The touchscreen is incredibly sensitive, making this a very fast unit. We were able to quickly mark and log waypoints and toggle between menu options. The electronic compass and map redraw was also very fast with little to no delay.
Weight and Size
The Oregon 600t is our third lightest unit, weighing just 6.95 oz. The unit stows away easily in a chest pocket or large pant pocket without weighing you down.
It also has a girth hitch point on the bottom to attach a lanyard if you want to wear it around your neck.
The Garmin Oregon 600t features a few fancy extras like wireless communication, a barometric altimeter, and electronic compass that make it far more versatile than units without these features. However, it does not feature a camera, video, or voice recorder to fully document adventures.

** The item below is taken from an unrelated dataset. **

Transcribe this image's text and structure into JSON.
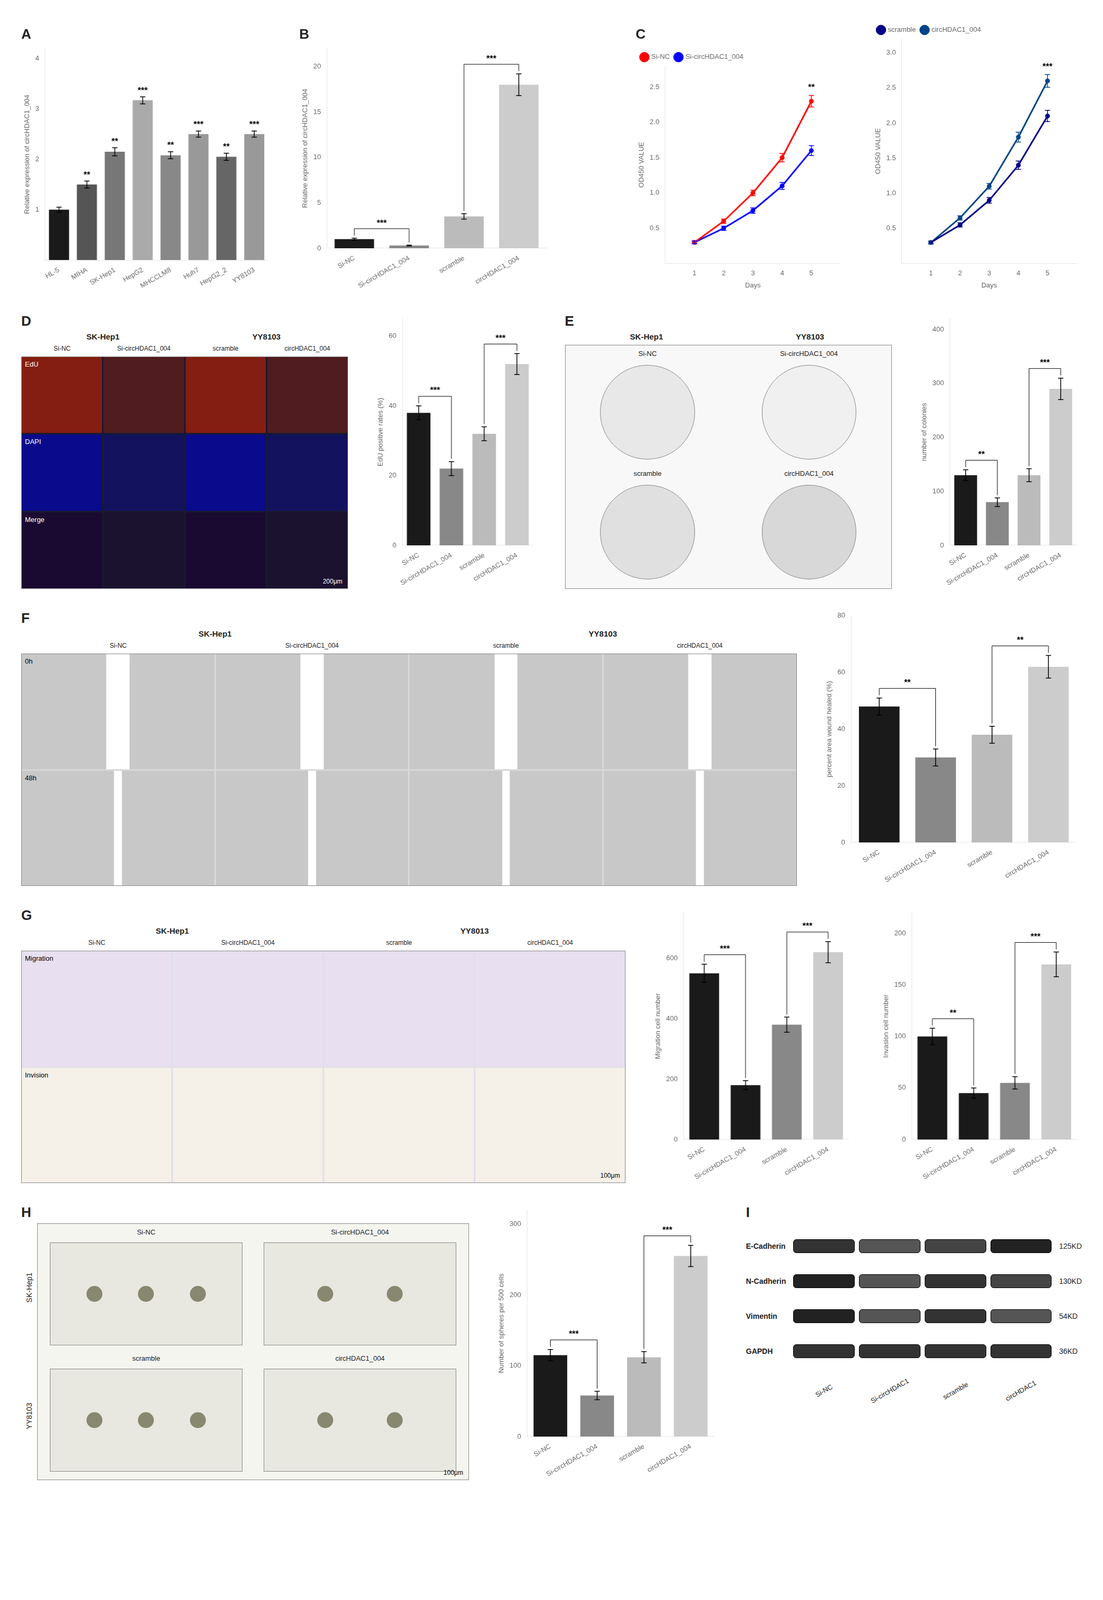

We also learned this device isn't really suited for extremely cold temperatures. After putting all units in the freezer overnight, the Oregon 600t was the only one to freeze up. All other units were fine. We also experienced this 'freeze up' during another test that didn't involve any extreme conditions. This makes us question the reliability of the unit.
When using thin gloves, the unit operated easily and without issue. When we increased glove thickness, the Oregon 600t was rendered useless. In these situations we would recommend a buttoned unit. Overall versatility is good for all weather conditions and activities - with the exception of extremely cold temperatures.
We would limit its use to all weather except seriously freezing situations.
Even though we love this unit, we aren't thrilled about the $399.99 sticker price. The Oregon is unique in its screen functionality but we think there are other units with better value. Overall, we think the price is on the high side, but you may decide the modern screen is worth it.
The Garmin Oregon 600t features a sleek touchscreen display that has the same look and feel as your smartphone. This GPS unit will be joining us on many adventures to come.